As it happens, the mid-Michigan area where I live was slammed with an ice storm a week ago and my family just recently (that is, six hours ago) moved from being in the “thousands without power” to having our lights (and wifi) back on. FWIW, here is a picture of the tree that we lost in our backyard.
So, I have found myself with lots of time to think about the technologies that I use in my life, even if I haven’t been using them nearly as much. Couple the power outage with the holidays (when work is, thankfully, slower for me) and it has been an interesting week of thinking. Let me elaborate a bit…
First, I have found that my thinking is informed by and integrated with the digital tools that I rely on (almost exclusively) as a way to get work done. I’ve been reading Clive Thompson’s Smarter Than You Think, and I definitely find myself aligned with the arguments that he makes in his book. While some might argue that being offline is a good thing (And, I can agree, to an extent; for instance, I have been pleased to finish off a few books during this break that may have otherwise been left on my nightstand), I also have found that I am much, much less productive.
In short, I feel that digital writing tools enhance the thinking that I am able to do. Rather than falling down the rabbit hole when I get online, I feel that I am generally very focused (about 90 to 95%) of the time. Sure, I use that 5% for random websurfing and catching up on the latest memes, but I use time online efficiently, mostly for work. When I don’t have that connection, my productivity basically falls to zero. For instance, I have been working on a grant proposal with two colleagues and while I could write (or, more likely dictate) lengthy responses with my iPhone to be sent via email, I have struggled to compose big ideas on small screens. The process of writing, for me, has become so embedded with the practice of keyboarding — and being connected to the internet — that I have had trouble getting any “real” writing done this past week.

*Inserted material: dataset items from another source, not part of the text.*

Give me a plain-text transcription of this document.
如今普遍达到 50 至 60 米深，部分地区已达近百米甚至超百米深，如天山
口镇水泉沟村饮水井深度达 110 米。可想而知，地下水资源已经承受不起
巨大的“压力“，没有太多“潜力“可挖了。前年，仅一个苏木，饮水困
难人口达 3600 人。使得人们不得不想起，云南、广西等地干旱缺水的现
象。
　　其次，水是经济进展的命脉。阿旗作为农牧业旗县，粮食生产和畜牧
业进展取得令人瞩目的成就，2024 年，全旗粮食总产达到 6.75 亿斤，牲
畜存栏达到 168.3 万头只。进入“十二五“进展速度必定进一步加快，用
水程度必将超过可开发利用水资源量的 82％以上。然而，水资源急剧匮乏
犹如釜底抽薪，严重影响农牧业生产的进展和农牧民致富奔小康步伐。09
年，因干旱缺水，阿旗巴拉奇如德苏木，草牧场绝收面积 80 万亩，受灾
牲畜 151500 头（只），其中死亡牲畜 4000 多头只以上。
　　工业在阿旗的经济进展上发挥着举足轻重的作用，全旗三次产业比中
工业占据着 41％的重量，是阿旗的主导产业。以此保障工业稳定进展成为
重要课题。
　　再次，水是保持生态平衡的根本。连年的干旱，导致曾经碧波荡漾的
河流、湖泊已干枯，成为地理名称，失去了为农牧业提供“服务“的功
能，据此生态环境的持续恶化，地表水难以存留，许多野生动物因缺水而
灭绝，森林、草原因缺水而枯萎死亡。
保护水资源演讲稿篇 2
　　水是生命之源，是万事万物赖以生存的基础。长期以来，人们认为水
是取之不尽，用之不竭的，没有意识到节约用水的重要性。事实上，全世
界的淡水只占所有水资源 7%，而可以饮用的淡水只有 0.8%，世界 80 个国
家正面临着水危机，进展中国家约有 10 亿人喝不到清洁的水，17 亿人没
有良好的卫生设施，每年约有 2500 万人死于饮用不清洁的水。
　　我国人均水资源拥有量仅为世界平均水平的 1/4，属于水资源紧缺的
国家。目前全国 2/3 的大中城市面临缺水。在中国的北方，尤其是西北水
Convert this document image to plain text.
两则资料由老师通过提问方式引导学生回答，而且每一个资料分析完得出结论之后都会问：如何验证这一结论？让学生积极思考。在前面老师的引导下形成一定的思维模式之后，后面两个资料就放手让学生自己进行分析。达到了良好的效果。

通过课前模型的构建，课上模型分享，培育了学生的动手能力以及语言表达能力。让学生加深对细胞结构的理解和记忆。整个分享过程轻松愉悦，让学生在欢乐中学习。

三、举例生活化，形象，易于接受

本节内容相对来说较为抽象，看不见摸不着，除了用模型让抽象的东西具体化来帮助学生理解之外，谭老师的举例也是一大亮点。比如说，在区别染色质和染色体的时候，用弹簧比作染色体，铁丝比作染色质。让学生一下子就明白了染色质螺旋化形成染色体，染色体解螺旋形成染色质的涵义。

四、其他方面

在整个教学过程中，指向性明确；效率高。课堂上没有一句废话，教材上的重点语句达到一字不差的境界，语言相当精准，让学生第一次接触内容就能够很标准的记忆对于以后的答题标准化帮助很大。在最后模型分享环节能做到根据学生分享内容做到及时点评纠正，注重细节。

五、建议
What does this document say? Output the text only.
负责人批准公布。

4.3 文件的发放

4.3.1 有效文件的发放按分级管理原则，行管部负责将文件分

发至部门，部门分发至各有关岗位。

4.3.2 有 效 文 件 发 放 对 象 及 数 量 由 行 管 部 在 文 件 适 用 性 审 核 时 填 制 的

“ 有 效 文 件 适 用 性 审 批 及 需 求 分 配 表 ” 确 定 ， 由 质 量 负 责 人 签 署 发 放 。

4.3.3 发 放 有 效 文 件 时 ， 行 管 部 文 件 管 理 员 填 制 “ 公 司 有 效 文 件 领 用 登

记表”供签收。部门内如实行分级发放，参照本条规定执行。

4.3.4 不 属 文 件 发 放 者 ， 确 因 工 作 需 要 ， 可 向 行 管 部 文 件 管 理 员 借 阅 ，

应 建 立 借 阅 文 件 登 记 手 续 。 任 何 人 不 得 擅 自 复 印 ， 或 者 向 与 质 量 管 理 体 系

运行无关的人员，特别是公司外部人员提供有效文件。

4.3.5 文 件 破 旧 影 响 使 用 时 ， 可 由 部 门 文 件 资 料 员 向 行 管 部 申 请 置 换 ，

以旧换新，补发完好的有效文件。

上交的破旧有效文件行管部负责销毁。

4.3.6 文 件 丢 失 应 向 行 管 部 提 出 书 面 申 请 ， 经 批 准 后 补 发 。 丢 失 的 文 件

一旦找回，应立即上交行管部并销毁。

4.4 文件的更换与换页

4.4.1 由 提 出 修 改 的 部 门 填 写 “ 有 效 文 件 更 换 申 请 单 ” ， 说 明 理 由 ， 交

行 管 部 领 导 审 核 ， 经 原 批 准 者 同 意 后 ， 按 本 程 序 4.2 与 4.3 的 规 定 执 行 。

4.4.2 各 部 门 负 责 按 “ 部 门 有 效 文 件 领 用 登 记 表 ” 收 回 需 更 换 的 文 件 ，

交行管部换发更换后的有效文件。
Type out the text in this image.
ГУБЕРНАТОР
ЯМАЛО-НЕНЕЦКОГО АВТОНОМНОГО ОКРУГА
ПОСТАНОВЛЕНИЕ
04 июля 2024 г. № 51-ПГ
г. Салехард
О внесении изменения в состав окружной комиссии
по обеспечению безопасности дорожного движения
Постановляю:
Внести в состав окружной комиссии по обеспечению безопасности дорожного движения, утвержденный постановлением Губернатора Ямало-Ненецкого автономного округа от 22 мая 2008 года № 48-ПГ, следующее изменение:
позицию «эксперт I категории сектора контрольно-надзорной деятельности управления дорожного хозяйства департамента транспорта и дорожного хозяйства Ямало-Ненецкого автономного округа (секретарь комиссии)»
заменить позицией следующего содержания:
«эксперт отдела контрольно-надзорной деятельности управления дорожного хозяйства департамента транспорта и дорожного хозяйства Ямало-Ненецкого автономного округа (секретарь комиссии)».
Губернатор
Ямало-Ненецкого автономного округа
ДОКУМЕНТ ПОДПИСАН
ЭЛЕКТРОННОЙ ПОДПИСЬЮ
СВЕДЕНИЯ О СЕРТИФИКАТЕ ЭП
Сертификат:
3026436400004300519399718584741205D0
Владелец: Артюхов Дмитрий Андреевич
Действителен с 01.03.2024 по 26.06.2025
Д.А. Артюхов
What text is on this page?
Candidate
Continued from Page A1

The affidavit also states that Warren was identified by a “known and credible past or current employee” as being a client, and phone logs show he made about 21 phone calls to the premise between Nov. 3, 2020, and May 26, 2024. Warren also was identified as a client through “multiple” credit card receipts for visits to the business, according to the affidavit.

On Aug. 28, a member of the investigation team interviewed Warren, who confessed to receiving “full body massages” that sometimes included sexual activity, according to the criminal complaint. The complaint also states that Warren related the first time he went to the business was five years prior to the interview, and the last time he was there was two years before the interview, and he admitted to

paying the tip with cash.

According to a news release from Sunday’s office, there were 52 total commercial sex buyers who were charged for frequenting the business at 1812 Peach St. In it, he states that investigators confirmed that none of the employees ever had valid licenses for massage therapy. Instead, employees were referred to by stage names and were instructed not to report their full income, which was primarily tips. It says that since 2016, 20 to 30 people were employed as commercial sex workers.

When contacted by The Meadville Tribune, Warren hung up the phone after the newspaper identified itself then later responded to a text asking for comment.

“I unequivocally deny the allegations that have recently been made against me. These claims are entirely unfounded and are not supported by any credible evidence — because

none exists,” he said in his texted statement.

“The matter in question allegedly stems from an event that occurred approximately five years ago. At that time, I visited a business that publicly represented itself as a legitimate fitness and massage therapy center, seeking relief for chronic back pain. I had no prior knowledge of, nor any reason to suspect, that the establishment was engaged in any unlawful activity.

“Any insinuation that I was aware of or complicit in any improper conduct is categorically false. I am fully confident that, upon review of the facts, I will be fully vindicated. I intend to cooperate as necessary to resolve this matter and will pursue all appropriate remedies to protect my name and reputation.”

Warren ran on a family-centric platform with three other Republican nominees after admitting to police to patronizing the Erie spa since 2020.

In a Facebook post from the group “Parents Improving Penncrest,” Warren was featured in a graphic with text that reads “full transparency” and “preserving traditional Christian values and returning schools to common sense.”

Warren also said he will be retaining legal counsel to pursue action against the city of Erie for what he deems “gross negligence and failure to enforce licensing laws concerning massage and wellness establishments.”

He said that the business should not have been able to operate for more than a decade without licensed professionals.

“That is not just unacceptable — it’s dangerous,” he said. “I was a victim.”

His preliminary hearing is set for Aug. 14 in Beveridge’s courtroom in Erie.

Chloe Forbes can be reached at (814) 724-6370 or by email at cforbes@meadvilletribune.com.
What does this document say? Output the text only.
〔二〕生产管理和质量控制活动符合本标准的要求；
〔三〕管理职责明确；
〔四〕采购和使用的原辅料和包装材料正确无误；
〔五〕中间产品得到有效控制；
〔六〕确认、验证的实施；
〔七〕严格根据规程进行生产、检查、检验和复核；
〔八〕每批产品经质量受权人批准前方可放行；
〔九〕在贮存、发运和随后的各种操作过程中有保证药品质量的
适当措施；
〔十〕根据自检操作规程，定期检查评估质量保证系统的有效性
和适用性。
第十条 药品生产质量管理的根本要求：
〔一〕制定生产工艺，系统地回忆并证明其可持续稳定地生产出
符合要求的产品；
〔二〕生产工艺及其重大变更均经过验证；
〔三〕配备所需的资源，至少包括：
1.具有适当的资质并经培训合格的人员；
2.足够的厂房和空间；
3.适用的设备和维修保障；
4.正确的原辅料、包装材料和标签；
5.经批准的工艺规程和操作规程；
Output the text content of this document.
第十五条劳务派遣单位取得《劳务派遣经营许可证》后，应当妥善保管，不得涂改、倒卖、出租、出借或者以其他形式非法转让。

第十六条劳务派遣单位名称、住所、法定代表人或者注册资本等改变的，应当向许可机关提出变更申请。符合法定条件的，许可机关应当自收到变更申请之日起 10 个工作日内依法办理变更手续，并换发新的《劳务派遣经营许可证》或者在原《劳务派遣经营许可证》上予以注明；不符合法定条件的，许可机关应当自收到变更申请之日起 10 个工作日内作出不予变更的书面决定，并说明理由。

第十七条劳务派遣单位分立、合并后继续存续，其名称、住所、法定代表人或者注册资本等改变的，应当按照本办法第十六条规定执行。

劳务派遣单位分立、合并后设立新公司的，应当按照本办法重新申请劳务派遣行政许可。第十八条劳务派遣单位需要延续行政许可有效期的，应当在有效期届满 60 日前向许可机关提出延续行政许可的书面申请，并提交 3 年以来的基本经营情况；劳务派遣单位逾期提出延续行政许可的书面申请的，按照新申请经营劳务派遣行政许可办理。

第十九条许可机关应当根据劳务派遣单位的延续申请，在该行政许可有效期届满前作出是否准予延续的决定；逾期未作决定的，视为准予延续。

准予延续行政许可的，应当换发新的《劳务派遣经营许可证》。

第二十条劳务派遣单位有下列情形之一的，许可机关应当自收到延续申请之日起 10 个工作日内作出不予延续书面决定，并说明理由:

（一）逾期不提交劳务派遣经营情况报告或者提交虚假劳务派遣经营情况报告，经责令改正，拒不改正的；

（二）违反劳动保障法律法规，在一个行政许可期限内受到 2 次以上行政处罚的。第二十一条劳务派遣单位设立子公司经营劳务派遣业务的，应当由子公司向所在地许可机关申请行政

Second, I am acutely reminded of the digital divide and the fact that I am very fortunate to have access to the types of technologies I am able to use on a day-to-day basis. As a part of my sabbatical, I wanted to focus on these issues, to help get more people connected through outreach programs and opportunities to get affordable technologies. Sadly, I haven’t spent quite as much time on these efforts as I wanted to this fall. So, with the new year upon us, it is a good time for me to renew those efforts, especially in light of my last point, which is this…
Finally — as one of the customers without power for eight days — I can understand why many of my neighbors are feeling frustrated and want their power back. Sadly, I also find the idea that people are protesting our local utility to be a moment where I simply want to scream about “first world problems.”
I can understand that some residents — most likely the elderly who would suffer terrible effects on their health and the impoverished who are systematically disadvantaged in ways that prevent them from attending such a protest — might have some legitimate complaints.
But, aren’t there a variety of other problems facing the world that we could spend our time and energy working to eliminate? Say, like the hunger, homelessness, and abject poverty that face citizens in mid-Michigan, let alone helping those people without the technology or funding available to access these technologies that the rest of you were protesting to have turned back on?
Get some priorities. You lost power. It was inconvenient. But, you still have a house and all your gadgets from Christmas. Most people in the world aren’t that lucky.
That’s enough for tonight, and for 2013. It’s been an interesting year, and I am looking forward to starting 2014 with a Spartan victory in the Rose Bowl, then refocusing for the second half of my sabbatical.